Sus manos envolvían un cuchillo y un tenedor demasiado grandes para él mientras se sentaba en la isla de mármol de una cocina elegante, observando la espalda de una mujer pequeña trabajando desde la estufa.

—¿Mamá?

Dyon casi no podía contener su emoción mientras su voz realmente hizo un sonido esta vez.

—¿Hm?

¿Algo va mal Dyon?

¿Quieres más pasta?

—La mamá de Dyon se giró, limpiándose las manos en su delantal mientras se sentaba al lado de él.

—¿Dyon?

¿Qué pasa?

¿Por qué estás llorando?

¿Pasó algo en la escuela?

Cuéntale a mamá.

Un brazo suave rodeó a Dyon mientras una mano limpiaba lágrimas que no podía detener.

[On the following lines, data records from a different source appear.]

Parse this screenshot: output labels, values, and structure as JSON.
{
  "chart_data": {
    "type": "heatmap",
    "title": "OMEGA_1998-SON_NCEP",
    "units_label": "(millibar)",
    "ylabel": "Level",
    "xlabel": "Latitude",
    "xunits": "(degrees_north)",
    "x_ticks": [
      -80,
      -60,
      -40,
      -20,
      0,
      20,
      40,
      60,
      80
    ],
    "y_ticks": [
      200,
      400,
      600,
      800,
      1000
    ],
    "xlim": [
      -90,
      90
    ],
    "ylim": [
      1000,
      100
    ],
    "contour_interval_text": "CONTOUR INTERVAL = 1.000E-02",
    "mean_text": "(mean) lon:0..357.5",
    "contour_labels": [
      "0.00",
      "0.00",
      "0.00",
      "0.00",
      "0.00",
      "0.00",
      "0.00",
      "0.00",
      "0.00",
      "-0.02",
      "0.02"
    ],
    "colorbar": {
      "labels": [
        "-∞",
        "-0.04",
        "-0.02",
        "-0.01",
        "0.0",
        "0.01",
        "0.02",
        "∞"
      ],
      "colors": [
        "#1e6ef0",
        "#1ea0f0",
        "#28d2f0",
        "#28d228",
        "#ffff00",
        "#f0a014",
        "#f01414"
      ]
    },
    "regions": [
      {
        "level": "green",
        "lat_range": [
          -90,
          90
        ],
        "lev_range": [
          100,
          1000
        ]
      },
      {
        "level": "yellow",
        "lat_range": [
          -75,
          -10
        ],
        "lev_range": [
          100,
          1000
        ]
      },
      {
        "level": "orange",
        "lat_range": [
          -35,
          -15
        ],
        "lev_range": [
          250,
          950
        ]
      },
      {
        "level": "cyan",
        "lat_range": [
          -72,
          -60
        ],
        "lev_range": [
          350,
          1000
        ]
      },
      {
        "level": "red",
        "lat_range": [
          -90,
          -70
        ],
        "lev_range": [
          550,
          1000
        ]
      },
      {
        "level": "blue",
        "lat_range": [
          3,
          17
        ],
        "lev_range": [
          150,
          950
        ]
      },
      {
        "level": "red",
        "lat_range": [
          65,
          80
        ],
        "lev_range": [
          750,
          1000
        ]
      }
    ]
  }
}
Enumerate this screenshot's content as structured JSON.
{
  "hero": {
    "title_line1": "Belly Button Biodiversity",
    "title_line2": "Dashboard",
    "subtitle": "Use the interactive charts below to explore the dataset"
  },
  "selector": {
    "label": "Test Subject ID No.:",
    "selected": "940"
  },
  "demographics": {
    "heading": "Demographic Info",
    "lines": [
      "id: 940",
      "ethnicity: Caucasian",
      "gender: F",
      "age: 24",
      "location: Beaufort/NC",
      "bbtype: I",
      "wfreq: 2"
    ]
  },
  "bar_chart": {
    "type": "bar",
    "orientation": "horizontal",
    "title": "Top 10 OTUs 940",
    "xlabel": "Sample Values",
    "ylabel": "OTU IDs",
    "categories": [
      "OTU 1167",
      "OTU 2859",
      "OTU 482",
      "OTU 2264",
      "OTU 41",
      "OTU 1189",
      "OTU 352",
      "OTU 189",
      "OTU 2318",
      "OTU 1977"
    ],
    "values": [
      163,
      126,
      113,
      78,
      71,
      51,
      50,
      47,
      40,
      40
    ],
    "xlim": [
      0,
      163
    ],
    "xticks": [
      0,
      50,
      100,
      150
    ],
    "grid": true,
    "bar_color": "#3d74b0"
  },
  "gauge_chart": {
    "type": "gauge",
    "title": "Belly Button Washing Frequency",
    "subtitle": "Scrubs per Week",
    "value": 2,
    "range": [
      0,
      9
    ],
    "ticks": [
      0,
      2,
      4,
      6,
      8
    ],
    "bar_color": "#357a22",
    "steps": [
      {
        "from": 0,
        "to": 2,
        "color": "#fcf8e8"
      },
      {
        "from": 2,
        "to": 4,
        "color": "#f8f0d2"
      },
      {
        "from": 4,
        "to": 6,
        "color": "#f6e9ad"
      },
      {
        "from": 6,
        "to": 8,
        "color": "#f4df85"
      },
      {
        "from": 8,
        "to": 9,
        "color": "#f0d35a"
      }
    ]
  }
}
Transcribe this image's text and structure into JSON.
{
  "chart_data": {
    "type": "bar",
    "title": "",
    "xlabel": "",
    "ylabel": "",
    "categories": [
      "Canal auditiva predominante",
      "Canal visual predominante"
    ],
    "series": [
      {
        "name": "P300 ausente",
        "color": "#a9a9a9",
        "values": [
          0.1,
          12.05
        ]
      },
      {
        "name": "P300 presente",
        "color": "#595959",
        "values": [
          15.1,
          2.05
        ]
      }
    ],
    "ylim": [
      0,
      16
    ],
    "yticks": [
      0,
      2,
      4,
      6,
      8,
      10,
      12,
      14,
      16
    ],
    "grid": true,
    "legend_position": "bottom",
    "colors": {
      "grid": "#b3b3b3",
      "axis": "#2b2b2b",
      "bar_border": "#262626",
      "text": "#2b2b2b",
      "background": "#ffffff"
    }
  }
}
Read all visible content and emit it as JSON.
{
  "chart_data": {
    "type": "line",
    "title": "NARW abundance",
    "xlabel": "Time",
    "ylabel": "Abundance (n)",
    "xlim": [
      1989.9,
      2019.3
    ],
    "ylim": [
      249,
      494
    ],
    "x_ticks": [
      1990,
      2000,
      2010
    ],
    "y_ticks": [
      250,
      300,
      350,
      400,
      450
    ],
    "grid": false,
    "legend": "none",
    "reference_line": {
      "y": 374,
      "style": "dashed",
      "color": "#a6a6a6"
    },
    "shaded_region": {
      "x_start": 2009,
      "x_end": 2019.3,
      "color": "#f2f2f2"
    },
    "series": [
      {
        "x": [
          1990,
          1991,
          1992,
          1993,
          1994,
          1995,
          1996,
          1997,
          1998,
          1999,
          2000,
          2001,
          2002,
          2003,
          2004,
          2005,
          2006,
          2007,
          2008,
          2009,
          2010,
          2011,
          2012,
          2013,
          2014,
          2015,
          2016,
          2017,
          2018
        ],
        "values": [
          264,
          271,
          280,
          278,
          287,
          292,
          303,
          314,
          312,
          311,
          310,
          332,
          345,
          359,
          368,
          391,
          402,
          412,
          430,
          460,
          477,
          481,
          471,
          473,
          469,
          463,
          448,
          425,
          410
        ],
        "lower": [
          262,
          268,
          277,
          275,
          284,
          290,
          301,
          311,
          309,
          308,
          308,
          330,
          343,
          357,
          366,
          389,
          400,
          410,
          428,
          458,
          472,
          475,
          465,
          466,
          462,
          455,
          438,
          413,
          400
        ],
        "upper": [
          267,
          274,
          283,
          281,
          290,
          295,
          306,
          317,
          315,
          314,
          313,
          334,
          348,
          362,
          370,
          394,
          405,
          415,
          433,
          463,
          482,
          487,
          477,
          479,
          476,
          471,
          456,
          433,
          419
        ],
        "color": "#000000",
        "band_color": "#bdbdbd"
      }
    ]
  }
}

Sin embargo, el momento no duró mucho antes de que Dyon volviera a la iglesia, sus momentos de calor arrebatados sin previo aviso.

De repente, la habitación cambió otra vez y estaba en un oscuro cementerio, mirando las lápidas de ambos sus padres frente a él.

Dyon se sentó allí por mucho tiempo, los pensamientos de sus mujeres y sus padres pasando por su mente una y otra vez durante días sin fin…

No tuvo la oportunidad de escuchar las cosas que su madre había tratado de inculcarle desde su juventud, pero nunca habían salido de su mente a diferencia de las palabras de su padre.

Siempre quiso que actuara basado en lo que estaba en su corazón.

Se suponía que siempre debía tratar bien a las mujeres, cumplimentándolas siempre que pudiera.

Se suponía que debía ayudar a los necesitados siempre que pudiera, especialmente cuando estaba más que en su poder hacerlo.

Estas eran las palabras de su madre…

De repente, se hizo muy obvio para Dyon que esto era una prueba, sí, pero también era un recordatorio…

Recordar las palabras de sus padres.

Recordar que cada acción tenía consecuencias.

Recordar no olvidar de dónde vienes y las cosas que aprendiste mientras estabas allí…

—Bien jugado, viejo…

Dyon echó un último vistazo a la tumba de sus padres antes de cerrar los ojos.